Termeer says he's ready to go--when price and time are right

Longtime Genzyme CEO Henri Termeer is shaping the perfect retirement strategy for himself. Once the company's experimental MS drug Campath delivers confirmatory late-stage data in the middle of next year, Termeer tells the Financial Times, he could see easing himself out of the top job at the big biotech. And he wouldn't be at all upset if a buyer like Sanofi came in to engineer a buyout--provided the price is right.

 "I'm not in any way offended [by the Sanofi-Aventis bid]," Termeer told the FT. "They have to recognize our value rather than be opportunistic." In Termeer's view, Genzyme has executed a turnaround following the manufacturing debacle that scuttled the company's share price. And that makes the biotech company worth a premium price-say $80 or more--that isn't reflected in Sanofi's $69 per share bid.
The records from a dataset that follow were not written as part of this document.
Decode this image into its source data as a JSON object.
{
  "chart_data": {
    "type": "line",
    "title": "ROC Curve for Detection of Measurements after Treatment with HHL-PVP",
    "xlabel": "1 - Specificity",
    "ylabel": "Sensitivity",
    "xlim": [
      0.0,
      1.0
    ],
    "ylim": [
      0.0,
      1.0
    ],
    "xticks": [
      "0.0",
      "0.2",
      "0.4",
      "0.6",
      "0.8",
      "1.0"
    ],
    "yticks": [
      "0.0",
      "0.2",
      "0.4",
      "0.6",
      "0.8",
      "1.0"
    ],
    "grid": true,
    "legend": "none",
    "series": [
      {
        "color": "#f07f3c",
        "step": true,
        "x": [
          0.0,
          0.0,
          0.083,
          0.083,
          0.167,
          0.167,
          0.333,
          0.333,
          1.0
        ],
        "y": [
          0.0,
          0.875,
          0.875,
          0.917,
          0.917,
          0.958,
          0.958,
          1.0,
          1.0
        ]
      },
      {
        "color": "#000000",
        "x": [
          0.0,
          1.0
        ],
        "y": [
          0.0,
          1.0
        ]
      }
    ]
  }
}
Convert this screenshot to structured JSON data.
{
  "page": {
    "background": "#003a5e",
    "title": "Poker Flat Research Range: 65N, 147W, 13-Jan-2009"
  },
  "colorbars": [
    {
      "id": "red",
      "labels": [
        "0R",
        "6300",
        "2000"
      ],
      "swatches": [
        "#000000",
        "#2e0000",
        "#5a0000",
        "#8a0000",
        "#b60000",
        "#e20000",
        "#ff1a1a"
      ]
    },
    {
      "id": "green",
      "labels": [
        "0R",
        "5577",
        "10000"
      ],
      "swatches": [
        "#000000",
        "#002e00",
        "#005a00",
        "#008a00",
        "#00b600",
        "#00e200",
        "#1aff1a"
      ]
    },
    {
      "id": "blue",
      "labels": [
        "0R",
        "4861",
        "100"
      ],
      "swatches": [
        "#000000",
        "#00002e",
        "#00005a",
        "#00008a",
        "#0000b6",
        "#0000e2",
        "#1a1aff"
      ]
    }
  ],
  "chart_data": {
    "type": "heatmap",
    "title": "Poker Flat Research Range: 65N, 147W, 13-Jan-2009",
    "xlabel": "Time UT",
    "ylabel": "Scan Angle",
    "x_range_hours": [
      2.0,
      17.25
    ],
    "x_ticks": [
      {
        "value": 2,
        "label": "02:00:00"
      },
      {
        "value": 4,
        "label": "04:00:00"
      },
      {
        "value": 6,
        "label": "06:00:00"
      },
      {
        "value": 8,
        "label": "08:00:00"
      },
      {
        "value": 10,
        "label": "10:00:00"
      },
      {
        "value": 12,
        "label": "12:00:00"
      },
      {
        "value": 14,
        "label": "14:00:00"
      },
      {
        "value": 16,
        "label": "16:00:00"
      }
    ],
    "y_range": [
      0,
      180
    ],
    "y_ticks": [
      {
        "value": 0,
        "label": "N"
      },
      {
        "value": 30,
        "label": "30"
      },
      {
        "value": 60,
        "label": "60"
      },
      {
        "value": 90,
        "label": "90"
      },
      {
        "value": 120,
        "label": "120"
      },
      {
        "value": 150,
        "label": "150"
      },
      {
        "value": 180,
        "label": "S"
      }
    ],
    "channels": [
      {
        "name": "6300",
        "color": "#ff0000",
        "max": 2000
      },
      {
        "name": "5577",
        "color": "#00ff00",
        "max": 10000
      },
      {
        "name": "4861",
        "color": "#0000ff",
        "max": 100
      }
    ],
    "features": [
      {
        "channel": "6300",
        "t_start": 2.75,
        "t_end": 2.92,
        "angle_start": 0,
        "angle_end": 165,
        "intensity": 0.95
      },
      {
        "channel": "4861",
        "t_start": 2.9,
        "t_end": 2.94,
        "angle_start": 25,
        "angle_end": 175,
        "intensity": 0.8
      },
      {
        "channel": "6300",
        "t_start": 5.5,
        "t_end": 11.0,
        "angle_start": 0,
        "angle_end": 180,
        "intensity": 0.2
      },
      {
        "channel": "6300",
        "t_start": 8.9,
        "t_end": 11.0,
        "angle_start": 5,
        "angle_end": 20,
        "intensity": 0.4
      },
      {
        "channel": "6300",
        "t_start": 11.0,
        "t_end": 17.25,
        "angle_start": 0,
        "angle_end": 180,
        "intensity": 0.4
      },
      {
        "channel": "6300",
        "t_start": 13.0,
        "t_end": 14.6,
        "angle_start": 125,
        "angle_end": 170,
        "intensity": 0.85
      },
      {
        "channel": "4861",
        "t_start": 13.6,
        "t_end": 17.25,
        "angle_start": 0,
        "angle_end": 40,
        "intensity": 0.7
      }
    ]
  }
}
Bloomberg, meanwhile, is reporting that Sanofi is mulling a $1 to $2 increase in its bid in an effort to get Genzyme to the bargaining table. That's still far below the $75 figure Genzyme reportedly has in mind to get negotiations underway. But it's also getting up to a figure that could make some of Sanofi's biggest investors distinctly nervous.

Termeer isn't getting any outside help from a potential competing bid. The Genzyme CEO tells the FT that there's been no new offer dangled before the board, leaving Sanofi as the only other player in this slow-motion game of cat and mouse.

"This is a process, a dance," Termeer told the FT. "Chris (Viehbacher) has indicated he's in no hurry and I'm not in a hurry." Evidently neither is the board at Genzyme. Directors are paid more than $400,000 a year, making that a sweet position they're unlikely to want to walk away from.